- Region: Tibet
- Native speakers: 100 (2002)
- Language family: Sino-Tibetan Tibeto-Kanauri ?BodishTibeticKyirong–KagateKyirong; ; ; ; ;

Language codes
- ISO 639-3: kgy
- Glottolog: kyer1238 Kyerung

= Kyirong language =

Tibetic language spoken in Tibet

Kyirong is a language from the subgroup of Tibetic languages spoken in the Gyirong County of the Shigatse prefecture, of the Tibetan Autonomous Region.

Kyirong has lexical tone, with a three-tone system.

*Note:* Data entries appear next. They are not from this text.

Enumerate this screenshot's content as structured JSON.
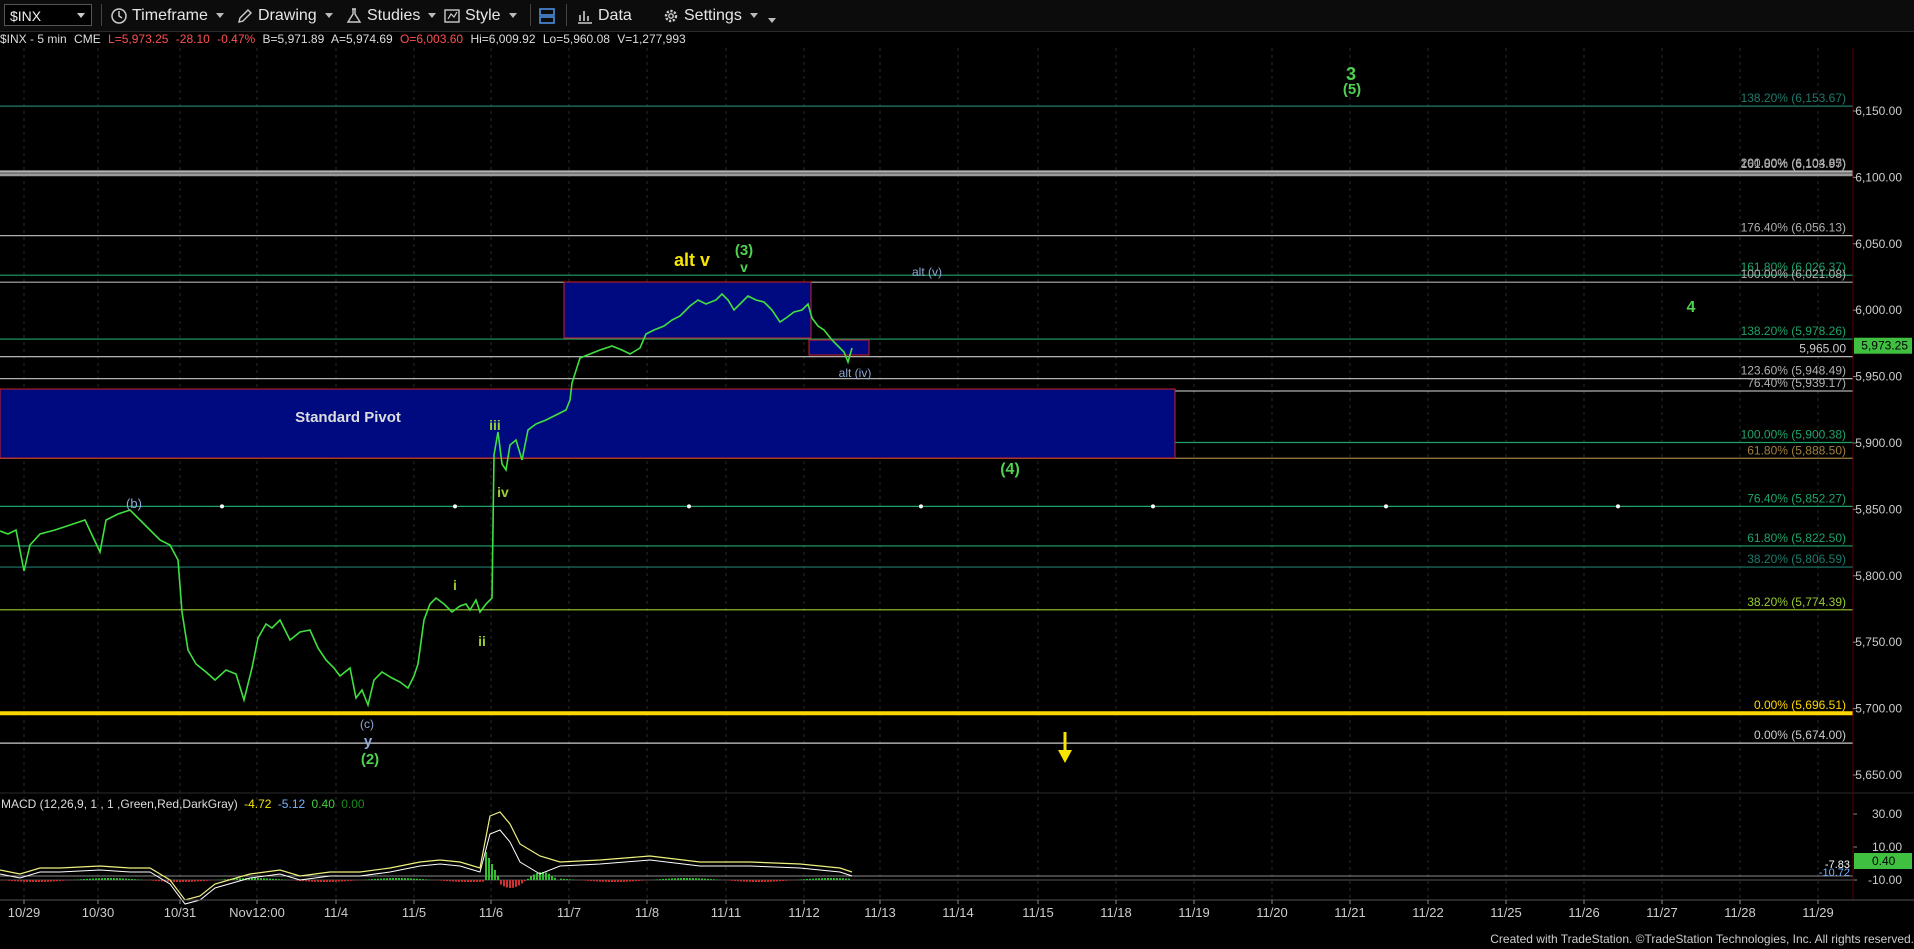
{
  "toolbar": {
    "symbol": "$INX",
    "timeframe": "Timeframe",
    "drawing": "Drawing",
    "studies": "Studies",
    "style": "Style",
    "data": "Data",
    "settings": "Settings"
  },
  "header": {
    "symbol": "$INX - 5 min",
    "exchange": "CME",
    "last": "L=5,973.25",
    "change": "-28.10",
    "pct": "-0.47%",
    "bid": "B=5,971.89",
    "ask": "A=5,974.69",
    "open": "O=6,003.60",
    "hi": "Hi=6,009.92",
    "lo": "Lo=5,960.08",
    "vol": "V=1,277,993"
  },
  "macd": {
    "name": "MACD (12,26,9, 1 , 1 ,Green,Red,DarkGray)",
    "v1": "-4.72",
    "v2": "-5.12",
    "v3": "0.40",
    "v4": "0.00",
    "axis": [
      "30.00",
      "10.00",
      "-10.00"
    ],
    "current_tag": "0.40",
    "small_tags": [
      "-7.83",
      "-10.72"
    ]
  },
  "price_axis": {
    "ticks": [
      6150,
      6100,
      6050,
      6000,
      5950,
      5900,
      5850,
      5800,
      5750,
      5700,
      5650
    ],
    "tick_labels": [
      "6,150.00",
      "6,100.00",
      "6,050.00",
      "6,000.00",
      "5,950.00",
      "5,900.00",
      "5,850.00",
      "5,800.00",
      "5,750.00",
      "5,700.00",
      "5,650.00"
    ],
    "current_price": "5,973.25",
    "current_value": 5973.25
  },
  "date_axis": [
    "10/29",
    "10/30",
    "10/31",
    "Nov12:00",
    "11/4",
    "11/5",
    "11/6",
    "11/7",
    "11/8",
    "11/11",
    "11/12",
    "11/13",
    "11/14",
    "11/15",
    "11/18",
    "11/19",
    "11/20",
    "11/21",
    "11/22",
    "11/25",
    "11/26",
    "11/27",
    "11/28",
    "11/29"
  ],
  "fib_levels": [
    {
      "label": "138.20% (6,153.67)",
      "price": 6153.67,
      "color": "#1f7a6a"
    },
    {
      "label": "200.00% (6,104.85)",
      "price": 6104.85,
      "color": "#b0b0b0"
    },
    {
      "label": "161.80% (6,103.97)",
      "price": 6103.97,
      "color": "#b0b0b0"
    },
    {
      "label": "176.40% (6,056.13)",
      "price": 6056.13,
      "color": "#b0b0b0"
    },
    {
      "label": "161.80% (6,026.37)",
      "price": 6026.37,
      "color": "#1fa36a"
    },
    {
      "label": "100.00% (6,021.08)",
      "price": 6021.08,
      "color": "#b0b0b0"
    },
    {
      "label": "138.20% (5,978.26)",
      "price": 5978.26,
      "color": "#1fa36a"
    },
    {
      "label": "5,965.00",
      "price": 5965.0,
      "color": "#cccccc"
    },
    {
      "label": "123.60% (5,948.49)",
      "price": 5948.49,
      "color": "#b0b0b0"
    },
    {
      "label": "76.40% (5,939.17)",
      "price": 5939.17,
      "color": "#b0b0b0"
    },
    {
      "label": "100.00% (5,900.38)",
      "price": 5900.38,
      "color": "#1fa36a"
    },
    {
      "label": "61.80% (5,888.50)",
      "price": 5888.5,
      "color": "#a08040"
    },
    {
      "label": "76.40% (5,852.27)",
      "price": 5852.27,
      "color": "#1fa36a"
    },
    {
      "label": "61.80% (5,822.50)",
      "price": 5822.5,
      "color": "#1fa36a"
    },
    {
      "label": "38.20% (5,806.59)",
      "price": 5806.59,
      "color": "#1f7a6a"
    },
    {
      "label": "38.20% (5,774.39)",
      "price": 5774.39,
      "color": "#9acd32"
    },
    {
      "label": "0.00% (5,696.51)",
      "price": 5696.51,
      "color": "#ffd700"
    },
    {
      "label": "0.00% (5,674.00)",
      "price": 5674.0,
      "color": "#cccccc"
    }
  ],
  "annotations": [
    {
      "text": "3",
      "color": "#4fd14f"
    },
    {
      "text": "(5)",
      "color": "#4fd14f"
    },
    {
      "text": "alt v",
      "color": "#f5e500"
    },
    {
      "text": "(3)",
      "color": "#4fd14f"
    },
    {
      "text": "v",
      "color": "#4fd14f"
    },
    {
      "text": "alt (v)",
      "color": "#8fa8d8"
    },
    {
      "text": "4",
      "color": "#4fd14f"
    },
    {
      "text": "alt (iv)",
      "color": "#8fa8d8"
    },
    {
      "text": "Standard Pivot",
      "color": "#dddddd"
    },
    {
      "text": "iii",
      "color": "#9acd32"
    },
    {
      "text": "iv",
      "color": "#9acd32"
    },
    {
      "text": "(4)",
      "color": "#4fd14f"
    },
    {
      "text": "(b)",
      "color": "#8fa8d8"
    },
    {
      "text": "i",
      "color": "#9acd32"
    },
    {
      "text": "ii",
      "color": "#9acd32"
    },
    {
      "text": "(c)",
      "color": "#8fa8d8"
    },
    {
      "text": "y",
      "color": "#8fa8d8"
    },
    {
      "text": "(2)",
      "color": "#4fd14f"
    }
  ],
  "footer": "Created with TradeStation. ©TradeStation Technologies, Inc. All rights reserved.",
  "colors": {
    "background": "#000000",
    "price_line": "#40e040",
    "box_fill": "#000a80",
    "box_border": "#d02020",
    "yellow_line": "#ffd700"
  }
}
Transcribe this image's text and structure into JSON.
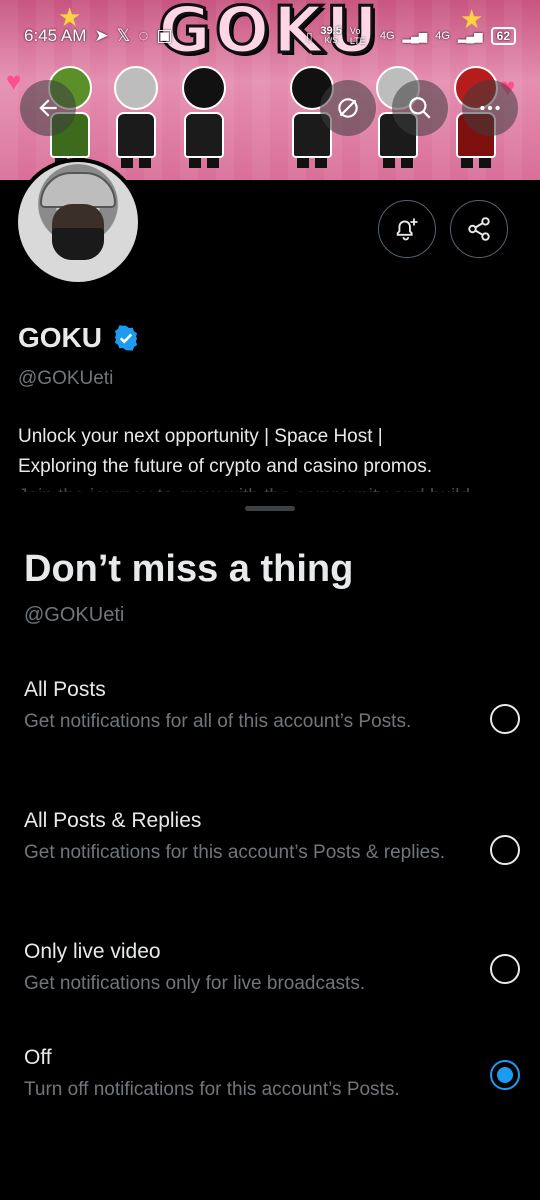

== Relationship to other languages ==
There is a varying degree of mutual intelligibility between Kyirong and other Kyirong-Yolmo varieties. It is most closely related to the Nubri and Gyalsomdo languages, and more distantly related to other languages in the family.

== Phonology ==

=== Consonants ===
There are 36 consonants in Kyirong, which are summarized in the table below.

|  |  | Bilabial | Apico-Dental |  | Retroflex | Lamino- post-alveolar | Palatal | Velar | Glottal |
| Nasal |  | m | n |  |  |  | ɲ | ŋ |  |
| Plosive/ Affricate | voiceless | p | t | ts | ʈ | tɕ | c | k |  |
| aspirated | pʰ | tʰ | tsʰ | ʈʰ | tɕʰ | cʰ | kʰ |  |
| voiced | b | d | dz | ɖ | dʑ | ɟ | ɡ |  |
| Fricative | voiceless |  | s |  |  | ɕ |  |  | h |
| voiced |  | z |  |  | ʑ |  |  | ɦ |
| Liquid | rhotic |  | r |  |  |  |  |  |  |
| voiced lateral |  | l |  |  |  |  |  |  |
| unvoiced lateral |  | ɬ |  |  |  |  |  |  |
| Semivowel |  | w |  |  |  |  | j |  |  |

=== Vowels ===
There are eight places of articulation for vowels. There is a length distinction at each place of articulation, as well as a long nasalised vowel.

|  |  | Front |  | Central | Back |
| Close | oral | i iː | y yː |  | u uː |
| nasal | ĩː | ỹː |  | ũː |
| Half-close | oral | e eː | ø øː |  |  |
| nasal | ẽː | ø̃ː |  |  |
| Half-open | oral | ɛ ɛː |  |  | ɔ ɔː |
| nasal | ɛ̃ː |  |  | ɔ̃ː |
| Open | oral |  |  | a aː |  |
| nasal |  |  | ãː |  |

=== Tone ===
Kyriong has a three tone system; high, medium and low. Low tone is often accompanied by breathy voice.

== Sources ==

- Hedlin, M. (2011). An Investigation of the relationship between the Kyirong, Yòlmo, and Standard Spoken Tibetan speech varieties. Masters thesis, Payap University, Chiang Mai.
- Huber, B. (2005). The Tibetan dialect of Lende (Kyirong). Beiträge zur tibetischen Erzählforschung, 15.